Berawal dari nama Homeless Crew di tahun 94-an, merupakan embrio Ujung Berung Rebels. Nama itu diberikan sebagai salah satu bentuk penolakan terhadap filosofi rumah.

Ketika rumah selalu dijadikan patokan sebuah kenyamanan, ketika rumah menjadi satu-satunya tempat untuk berteduh, Homeless Crew coba mematahkan pemahaman tersebut.

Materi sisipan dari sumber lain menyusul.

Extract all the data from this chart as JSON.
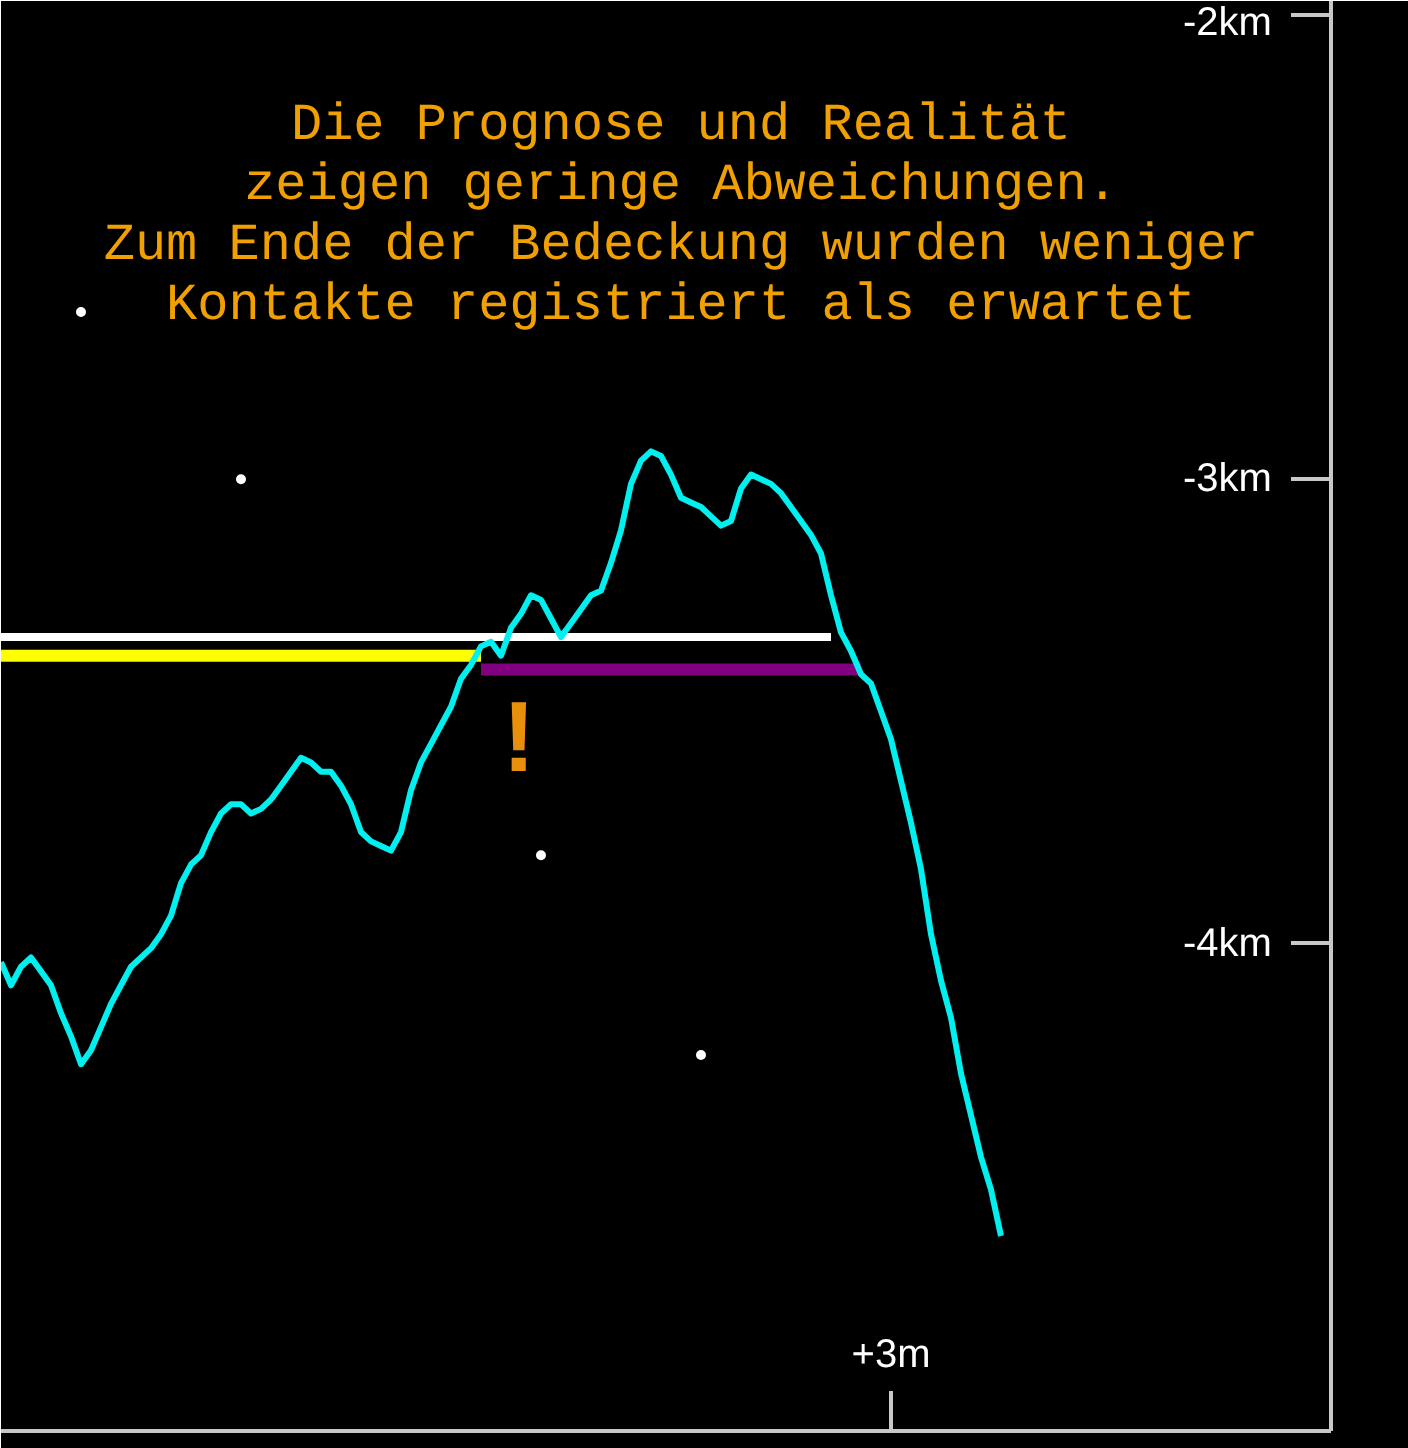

Walaupun Homeless diartikan tak memiliki rumah, diakui Kimung, para anggota Homeless Crew pun memiliki rumah dan keluarga. Bahkan, bisa dikatakan mayoritas dari mereka berasal dari keluarga dengan pemahaman agama yang baik.

Namun ketika dihadapkan dengan realitas sosial dan budaya seringkali menimbulkan benturan-benturan dalam diri individu. Hingga menimbulkan pertanyaan-pertanyaan yang mungkin disalurkan secara ekstrim. Misalnya melalui lirik-lirik satanik atau pertanyaan paling ekstrim tentang Tuhan.

Metal, menjadi filosofi. Awalnya hanya 20 orang. Dari 20 orang tersebut, hanya 8-10 orang yang tergabung dalam grup band. Dipelopori oleh band-band seperti Funeral, Jasad, Orthodox dan Necromency.

Sebuah acara dengan nama Bedebah (Bandung Death Metal) sempat diudarakan di sebuah radio di Ujung Berung di tahun 1992. Kupasan tentang death metal menjadi topik yang mendapat sambutan hangat dari pendengar.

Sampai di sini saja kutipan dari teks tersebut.